The Global View

Don’t waste waste, study says: Use it to generate energy

Municipal waste, sewage sludge and “slurry” from livestock (yes, it’s what you think it is) could provide a little over 7 per cent of Spain’s energy needs, according to a new study.

Researchers from the University of Zaragoza (UNIZAR) say those types of waste are not only good sources of eco-friendly, renewable energy but — in the case of solid urban waste — are also more cost effective than other sources.

Using waste to generate energy, rather than dumping it, also reduces the amount of methane — a greenhouse gas more powerful than carbon dioxide — and other polluting gases released from landfills, the study found. Plus, it’s essentially a free fuel.

“It gives added value to waste, because it can be seen as a type of fuel with zero cost, or even a negative cost if taxes are paid to collect it,” said Norberto Fueyo, lead author of the study and a researcher at the Fluid Mechanics Group of the UNIZAR.

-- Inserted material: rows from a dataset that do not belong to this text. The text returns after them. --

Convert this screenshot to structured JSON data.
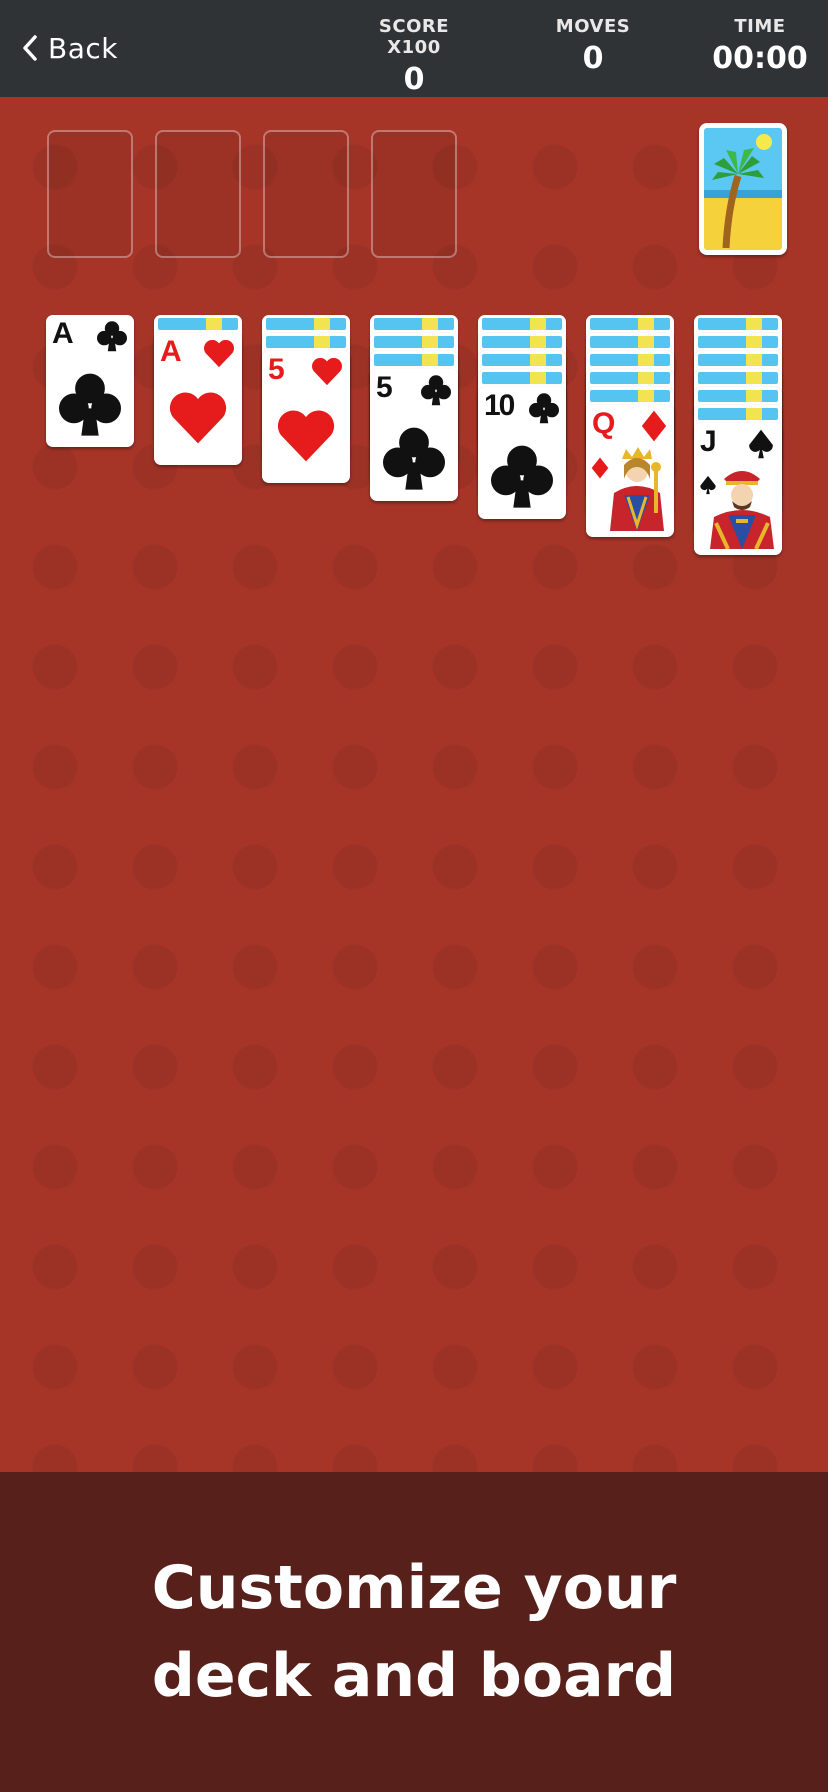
{
  "header": {
    "back_label": "Back",
    "score_label": "SCORE X100",
    "score_value": "0",
    "moves_label": "MOVES",
    "moves_value": "0",
    "time_label": "TIME",
    "time_value": "00:00"
  },
  "board": {
    "foundation_slots": 4,
    "stock": {
      "back_theme": "palm-beach-card-back"
    },
    "tableau": [
      {
        "face_down": 0,
        "top_card": {
          "rank": "A",
          "suit": "clubs",
          "color": "black"
        }
      },
      {
        "face_down": 1,
        "top_card": {
          "rank": "A",
          "suit": "hearts",
          "color": "red"
        }
      },
      {
        "face_down": 2,
        "top_card": {
          "rank": "5",
          "suit": "hearts",
          "color": "red"
        }
      },
      {
        "face_down": 3,
        "top_card": {
          "rank": "5",
          "suit": "clubs",
          "color": "black"
        }
      },
      {
        "face_down": 4,
        "top_card": {
          "rank": "10",
          "suit": "clubs",
          "color": "black"
        }
      },
      {
        "face_down": 5,
        "top_card": {
          "rank": "Q",
          "suit": "diamonds",
          "color": "red"
        }
      },
      {
        "face_down": 6,
        "top_card": {
          "rank": "J",
          "suit": "spades",
          "color": "black"
        }
      }
    ]
  },
  "promo": {
    "line1": "Customize your",
    "line2": "deck and board"
  },
  "colors": {
    "board": "#a63528",
    "header": "#2f3336",
    "promo": "#58201a",
    "red_suit": "#e61b1b"
  }
}
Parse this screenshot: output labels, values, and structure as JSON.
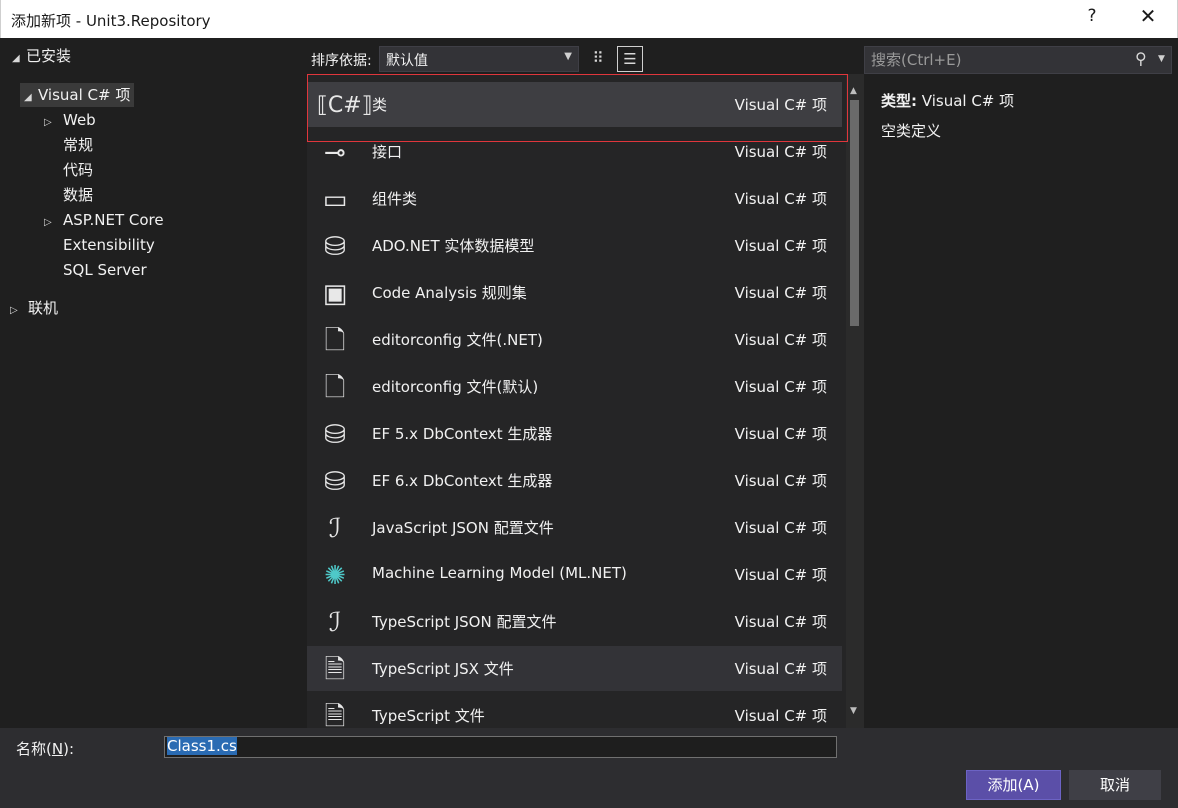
{
  "window": {
    "title": "添加新项 - Unit3.Repository",
    "help_label": "?",
    "close_label": "✕"
  },
  "tree": {
    "installed": "已安装",
    "visual_csharp": "Visual C# 项",
    "web": "Web",
    "general": "常规",
    "code": "代码",
    "data": "数据",
    "aspnet_core": "ASP.NET Core",
    "extensibility": "Extensibility",
    "sql_server": "SQL Server",
    "online": "联机"
  },
  "toolbar": {
    "sort_label": "排序依据:",
    "sort_value": "默认值"
  },
  "items": [
    {
      "name": "类",
      "type": "Visual C# 项",
      "icon": "class-icon"
    },
    {
      "name": "接口",
      "type": "Visual C# 项",
      "icon": "interface-icon"
    },
    {
      "name": "组件类",
      "type": "Visual C# 项",
      "icon": "component-class-icon"
    },
    {
      "name": "ADO.NET 实体数据模型",
      "type": "Visual C# 项",
      "icon": "entity-model-icon"
    },
    {
      "name": "Code Analysis 规则集",
      "type": "Visual C# 项",
      "icon": "ruleset-icon"
    },
    {
      "name": "editorconfig 文件(.NET)",
      "type": "Visual C# 项",
      "icon": "editorconfig-icon"
    },
    {
      "name": "editorconfig 文件(默认)",
      "type": "Visual C# 项",
      "icon": "editorconfig-icon"
    },
    {
      "name": "EF 5.x DbContext 生成器",
      "type": "Visual C# 项",
      "icon": "dbcontext-generator-icon"
    },
    {
      "name": "EF 6.x DbContext 生成器",
      "type": "Visual C# 项",
      "icon": "dbcontext-generator-icon"
    },
    {
      "name": "JavaScript JSON 配置文件",
      "type": "Visual C# 项",
      "icon": "json-config-icon"
    },
    {
      "name": "Machine Learning Model (ML.NET)",
      "type": "Visual C# 项",
      "icon": "ml-model-icon"
    },
    {
      "name": "TypeScript JSON 配置文件",
      "type": "Visual C# 项",
      "icon": "json-config-icon"
    },
    {
      "name": "TypeScript JSX 文件",
      "type": "Visual C# 项",
      "icon": "typescript-file-icon"
    },
    {
      "name": "TypeScript 文件",
      "type": "Visual C# 项",
      "icon": "typescript-file-icon"
    }
  ],
  "search": {
    "placeholder": "搜索(Ctrl+E)"
  },
  "details": {
    "type_label": "类型:",
    "type_value": "Visual C# 项",
    "description": "空类定义"
  },
  "footer": {
    "name_label_prefix": "名称(",
    "name_label_key": "N",
    "name_label_suffix": "):",
    "name_value": "Class1.cs",
    "add_label": "添加(A)",
    "cancel_label": "取消"
  }
}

The study found that waste in Spain could generate between 8.13 and 20.95 terawatt-hours of electricity — 7.2 per cent of the country’s electricity demand in 2008.

According to the study, incineration of waste and degasification of landfill sites are the electricity generation technologies with lowest financial cost. Producing electric energy through anaerobic digestion — where organic matter in a low-oxygen environment is decomposed into biogas — is much more expensive.

The research effort stems from the European Union (EU) plan for member nations to get 20 per cent of their energy from renewables by 2020. The 20-20-20 programme also aims to reduce carbon dioxide emissions by 20 per cent, achieve energy savings of 20 per cent and increase biofuels for transport by 10 per cent.

“For Spain, each one of these targets alone is a challenge, which becomes much bigger when they are all taken together,” Fueyo said, adding that the biofuels goal is the most problematic. “It is not achievable and is socially and environmentally questionable, because of the amount of land it requires and because it means using foodstuffs to produce fuel.”

Even if that biofuels goal is reached, renewable fuel production will need to be stepped up considerably to reach the 2020 goals, Fueyo said. Achieving those targets, he added, means it will be essential to promote energy saving and efficiency and “consider all possible sources of renewable energy, including waste.”